Add this "feature" to GFX 10.1.1 as it is also affected.
Add global-isel test.
Details
Diff Detail
Event Timeline
Note that tests with flat instructions are not copied to GlobalISel/lds-misaligned-bug.ll. While we can put similar check in allowsMisalignedMemoryAccessesImpl for flat address space as well it will cause SDag to produce less optimal code. For some reason it will break down a load 16, align 8 into four flat_load_dword instead of two flat_load_dwordx2 instructions (but not similar stores). This patch should fix problems mentioned in D84403 while I look into this.
Can you add a comment to hasLDSMisalignedBug with what specifically is broken? Is b64 broken too?
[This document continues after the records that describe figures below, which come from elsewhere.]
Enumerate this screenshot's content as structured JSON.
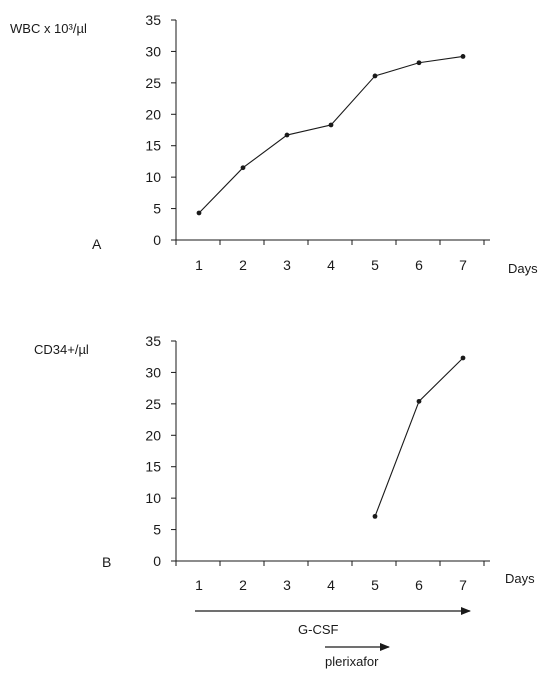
{
  "chart_data": [
    {
      "type": "line",
      "panel_label": "A",
      "ylabel": "WBC x 10³/µl",
      "xlabel": "Days",
      "ylim": [
        0,
        35
      ],
      "yticks": [
        0,
        5,
        10,
        15,
        20,
        25,
        30,
        35
      ],
      "categories": [
        "1",
        "2",
        "3",
        "4",
        "5",
        "6",
        "7"
      ],
      "x": [
        1,
        2,
        3,
        4,
        5,
        6,
        7
      ],
      "values": [
        4.3,
        11.5,
        16.7,
        18.3,
        26.1,
        28.2,
        29.2
      ],
      "grid": false,
      "color": "#1a1a1a"
    },
    {
      "type": "line",
      "panel_label": "B",
      "ylabel": "CD34+/µl",
      "xlabel": "Days",
      "ylim": [
        0,
        35
      ],
      "yticks": [
        0,
        5,
        10,
        15,
        20,
        25,
        30,
        35
      ],
      "categories": [
        "1",
        "2",
        "3",
        "4",
        "5",
        "6",
        "7"
      ],
      "x": [
        5,
        6,
        7
      ],
      "values": [
        7.1,
        25.4,
        32.3
      ],
      "grid": false,
      "color": "#1a1a1a"
    }
  ],
  "annotations": {
    "gcsf_label": "G-CSF",
    "plerixafor_label": "plerixafor"
  }
}
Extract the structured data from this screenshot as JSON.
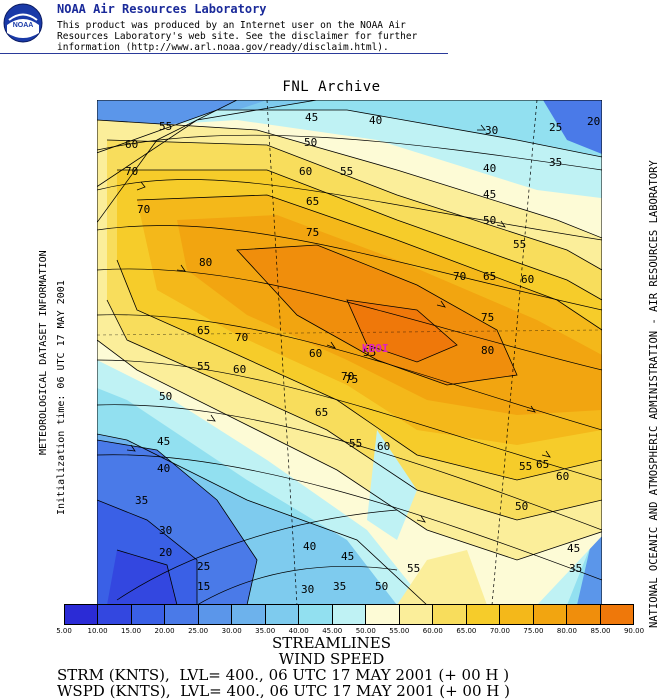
{
  "header": {
    "organization": "NOAA Air Resources Laboratory",
    "disclaimer": "This product was produced by an Internet user on the NOAA Air\nResources Laboratory's web site.  See the disclaimer for further\ninformation (http://www.arl.noaa.gov/ready/disclaim.html).",
    "logo_text": "NOAA"
  },
  "map": {
    "title": "FNL Archive",
    "marker_label": "KBOI",
    "marker_color": "#e020c0",
    "contour_labels": [
      "55",
      "45",
      "40",
      "30",
      "25",
      "20",
      "60",
      "50",
      "55",
      "70",
      "35",
      "70",
      "60",
      "65",
      "40",
      "80",
      "45",
      "75",
      "50",
      "55",
      "70",
      "65",
      "60",
      "65",
      "70",
      "75",
      "80",
      "55",
      "60",
      "60",
      "55",
      "65",
      "75",
      "70",
      "60",
      "50",
      "55",
      "45",
      "65",
      "40",
      "60",
      "55",
      "50",
      "45",
      "35",
      "30",
      "25",
      "20",
      "15",
      "40",
      "45",
      "35",
      "30",
      "50",
      "55",
      "35"
    ]
  },
  "side_labels": {
    "left_top": "METEOROLOGICAL DATASET INFORMATION",
    "left_bottom": "Initialization time: 06 UTC 17 MAY 2001",
    "right": "NATIONAL OCEANIC AND ATMOSPHERIC ADMINISTRATION - AIR RESOURCES LABORATORY"
  },
  "colorbar": {
    "labels": [
      "5.00",
      "10.00",
      "15.00",
      "20.00",
      "25.00",
      "30.00",
      "35.00",
      "40.00",
      "45.00",
      "50.00",
      "55.00",
      "60.00",
      "65.00",
      "70.00",
      "75.00",
      "80.00",
      "85.00",
      "90.00"
    ],
    "colors": [
      "#2b2bd6",
      "#3347e0",
      "#3a60e6",
      "#4a7ae8",
      "#5b96ea",
      "#6db2ec",
      "#7ecbee",
      "#92e0f0",
      "#bff2f4",
      "#fdfbd6",
      "#fbee9a",
      "#f8dd5c",
      "#f6cc2a",
      "#f4b81a",
      "#f2a510",
      "#f08e0c",
      "#ef780a"
    ]
  },
  "legend": {
    "line1": "STREAMLINES",
    "line2": "WIND SPEED",
    "strm": "STRM (KNTS),  LVL= 400., 06 UTC 17 MAY 2001 (+ 00 H )",
    "wspd": "WSPD (KNTS),  LVL= 400., 06 UTC 17 MAY 2001 (+ 00 H )"
  }
}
Is the updated description enough or do you prefer an explicit list of all instructions for hasLDSMisalignedBug? Something like:
// Hardware requires natural alignment for the following: // ds_read/write_b64/96/128 // flat_load/store_dwordx2/3/4
b64 is affected be we currently use ds_read2_b32/write2_b32 instructions. We could potentially relax restrictions for b64 the same way it was done for b96/128 to make it more consistent.
Looks good to me if Matt has no further comments. I'm not sure whether gfx10.1.1 has the bug but it's certainly safe to assume it does, unless/until we know otherwise.